Coyle likens myelin production to creating more bandwidth. “Struggle is not optional—it’s neurologically required: in order to get your skill circuit to fire optimally, you must by definition fire the circuit suboptimally; you must make mistakes and pay attention to those mistakes; you must slowly teach your circuit.” Coyle gives this equation for success: deep practice x 10,000 hours=world-class skill.
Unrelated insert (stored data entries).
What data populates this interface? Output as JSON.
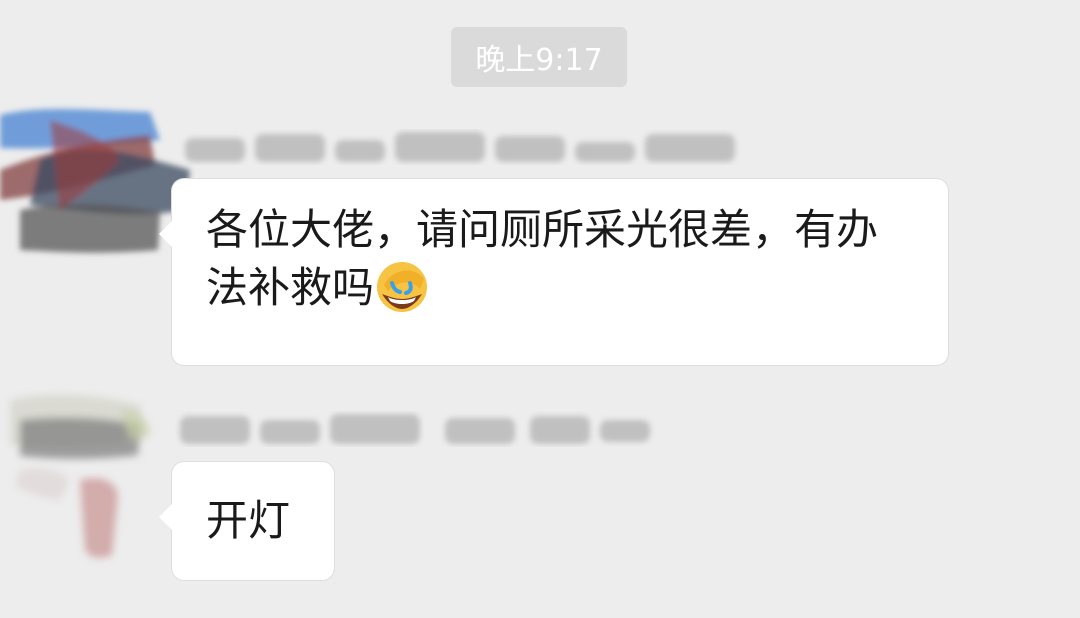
{
  "timestamp": "晚上9:17",
  "messages": [
    {
      "sender": "",
      "text": "各位大佬，请问厕所采光很差，有办法补救吗",
      "emoji": "face-palm-emoji"
    },
    {
      "sender": "",
      "text": "开灯"
    }
  ],
  "colors": {
    "background": "#ededed",
    "bubble": "#ffffff",
    "timestamp_bg": "#dadada",
    "text": "#1a1a1a"
  }
}
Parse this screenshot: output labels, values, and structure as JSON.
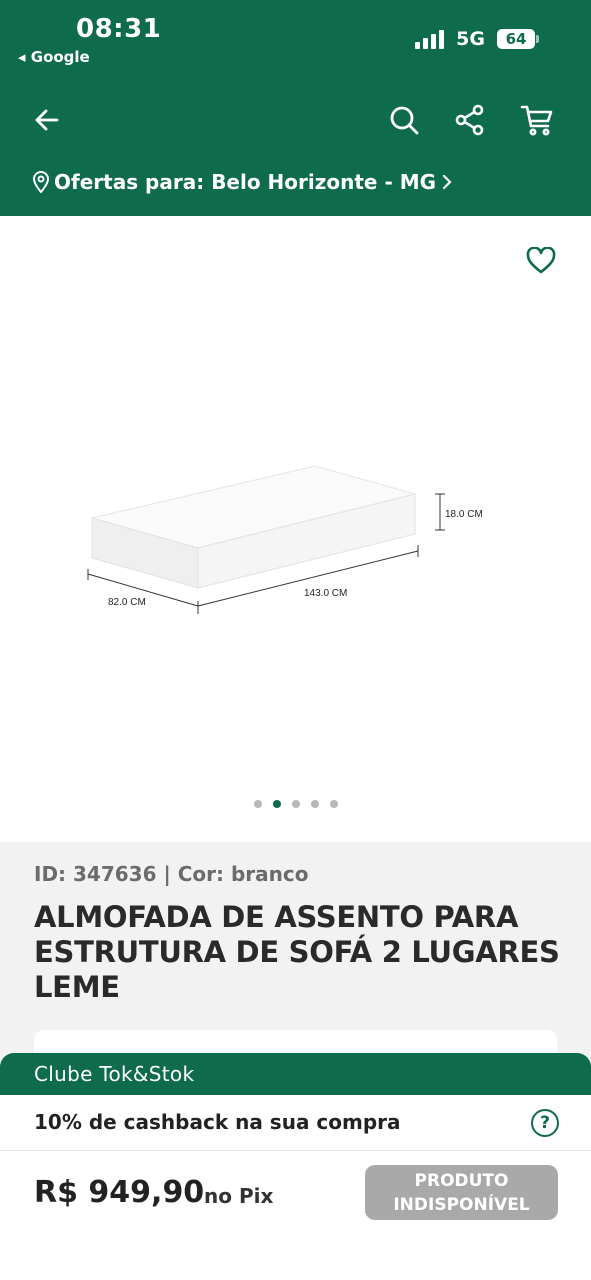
{
  "status_bar": {
    "time": "08:31",
    "back_app": "◂ Google",
    "network": "5G",
    "battery": "64"
  },
  "header": {
    "icons": [
      "back-arrow-icon",
      "search-icon",
      "share-icon",
      "cart-icon"
    ],
    "location_label": "Ofertas para: Belo Horizonte - MG"
  },
  "gallery": {
    "dimensions": {
      "height": "18.0 CM",
      "depth": "82.0 CM",
      "length": "143.0 CM"
    },
    "page_count": 5,
    "active_page": 2
  },
  "product": {
    "meta": "ID: 347636 | Cor: branco",
    "title": "ALMOFADA DE ASSENTO PARA ESTRUTURA DE SOFÁ 2 LUGARES LEME"
  },
  "club": {
    "label": "Clube Tok&Stok",
    "cashback": "10% de cashback na sua compra",
    "help": "?"
  },
  "purchase": {
    "price": "R$ 949,90",
    "price_suffix": "no Pix",
    "status_line1": "PRODUTO",
    "status_line2": "INDISPONÍVEL"
  },
  "colors": {
    "brand": "#0e6b4c",
    "disabled": "#a9a9a9"
  }
}
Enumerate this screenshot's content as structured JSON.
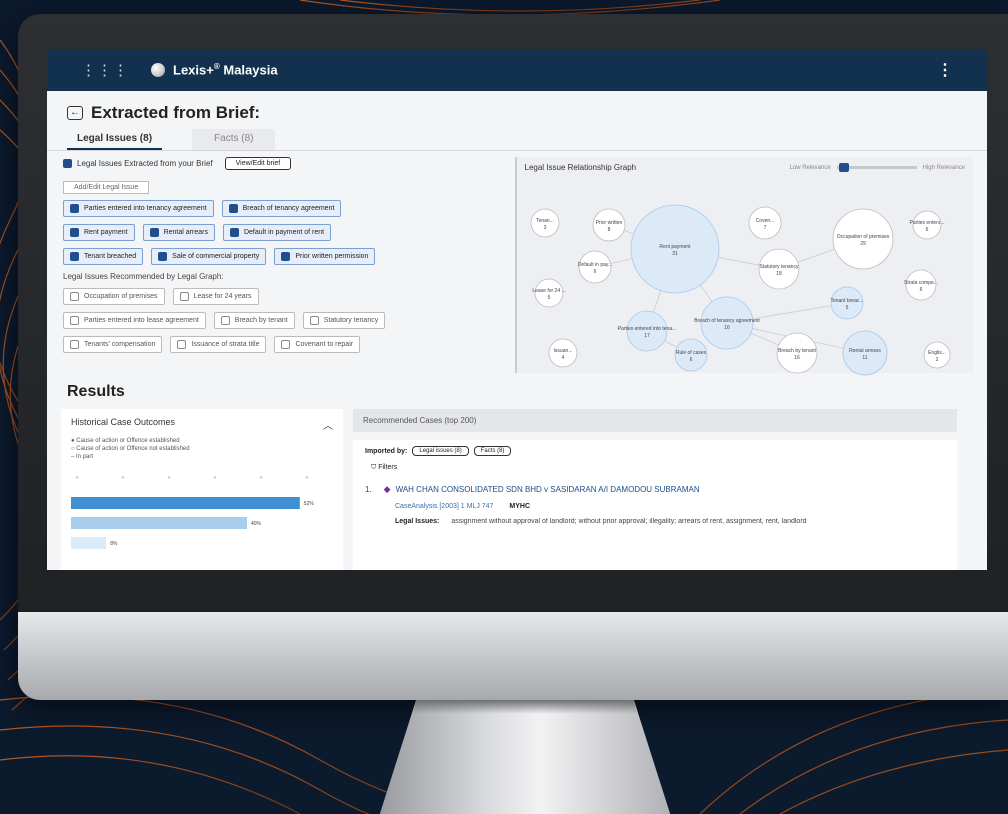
{
  "app": {
    "brand": "Lexis+",
    "brand_sup": "®",
    "brand_region": "Malaysia"
  },
  "page": {
    "title": "Extracted from Brief:",
    "tabs": [
      {
        "label": "Legal Issues (8)",
        "active": true
      },
      {
        "label": "Facts (8)",
        "active": false
      }
    ]
  },
  "issues": {
    "header": "Legal Issues Extracted from your Brief",
    "view_button": "View/Edit brief",
    "add_button": "Add/Edit Legal Issue",
    "extracted_rows": [
      [
        "Parties entered into tenancy agreement",
        "Breach of tenancy agreement"
      ],
      [
        "Rent payment",
        "Rental arrears",
        "Default in payment of rent"
      ],
      [
        "Tenant breached",
        "Sale of commercial property",
        "Prior written permission"
      ]
    ],
    "recommended_label": "Legal Issues Recommended by Legal Graph:",
    "recommended_rows": [
      [
        "Occupation of premises",
        "Lease for 24 years"
      ],
      [
        "Parties entered into lease agreement",
        "Breach by tenant",
        "Statutory tenancy"
      ],
      [
        "Tenants' compensation",
        "Issuance of strata title",
        "Covenant to repair"
      ]
    ]
  },
  "graph": {
    "title": "Legal Issue Relationship Graph",
    "low_label": "Low Relevance",
    "high_label": "High Relevance",
    "slider_level": 0.1,
    "nodes": [
      {
        "label": "Rent payment",
        "count": "31"
      },
      {
        "label": "Occupation of premises",
        "count": "29"
      },
      {
        "label": "Breach of tenancy agreement",
        "count": "16"
      },
      {
        "label": "Statutory tenancy",
        "count": "18"
      },
      {
        "label": "Parties entered into tena...",
        "count": "17"
      },
      {
        "label": "Breach by tenant",
        "count": "16"
      },
      {
        "label": "Rental arrears",
        "count": "11"
      },
      {
        "label": "Tenant breac...",
        "count": "5"
      },
      {
        "label": "Prior written",
        "count": "8"
      },
      {
        "label": "Default in pay...",
        "count": "6"
      },
      {
        "label": "Rule of cases",
        "count": "6"
      },
      {
        "label": "Coven...",
        "count": "7"
      },
      {
        "label": "Parties enters...",
        "count": "6"
      },
      {
        "label": "Lease for 24 ...",
        "count": "5"
      },
      {
        "label": "Tenan...",
        "count": "3"
      },
      {
        "label": "Issuan...",
        "count": "4"
      },
      {
        "label": "Strata compe...",
        "count": "6"
      },
      {
        "label": "Englis...",
        "count": "2"
      }
    ]
  },
  "results": {
    "title": "Results",
    "outcomes": {
      "title": "Historical Case Outcomes",
      "legend": [
        "Cause of action or Offence established",
        "Cause of action or Offence not established",
        "In part"
      ],
      "bars": [
        {
          "value": 52,
          "label": "52%"
        },
        {
          "value": 40,
          "label": "40%"
        },
        {
          "value": 8,
          "label": "8%"
        }
      ],
      "colors": [
        "#3f8fd2",
        "#a9cdec",
        "#dcebf8"
      ]
    },
    "cases": {
      "tab_label": "Recommended Cases (top 200)",
      "imported_by": "Imported by:",
      "pills": [
        "Legal issues (8)",
        "Facts (8)"
      ],
      "filters": "Filters",
      "first_case": {
        "num": "1.",
        "title": "WAH CHAN CONSOLIDATED SDN BHD v SASIDARAN A/I DAMODOU SUBRAMAN",
        "cite": "CaseAnalysis [2003] 1 MLJ 747",
        "court": "MYHC",
        "issues_label": "Legal Issues:",
        "issues_text": "assignment without approval of landlord; without prior approval; illegality; arrears of rent, assignment, rent, landlord"
      }
    }
  }
}
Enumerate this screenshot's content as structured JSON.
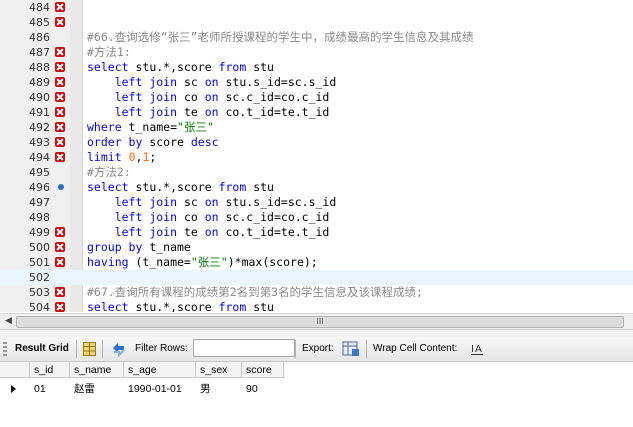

I found the story of the Brontë family (of Wuthering Heights and Jane Eyre fame) instructive. The Talent Code recounts that the Brontës as children wrote all the time, but their writing was not by any means perfect. The writing was (no surprise) childish and full of spelling and punctuation errors. But this writing was important because it gave the Brontës the chance to learn from their mistakes and test out storylines and techniques. “They became great writers not in spite of the fact that they started out immature and imitative but because they were willing to spend vast amounts of time and energy being immature and imitative, building myelin in the confined, safe space of their little books.”
The Talent Code gives three techniques for deep practice. The first is to “chunk” your learning, to break your learning into smaller skill sets for mastery. The second is to repeat your practice, especially to repeat the learning at the point where you have to reach. The third is to develop a feeling for when you are in deep practice, “of reaching, falling short, and reaching again.”
So, what does that mean for studying legal writing and law in general? It means that you can achieve your goal of excellent legal writing when you repeatedly make mistakes in your drafts and correct them until you learn how to auto correct your writing. It means that the process of learning legal writing should force you to reach, even if you have found previous writing experiences to be easy. It also means that you are not either born to be good at legal writing or doomed to failure. You have can have faith that you will get it if you keep practicing and fine tuning your efforts, and you will become smarter in the process.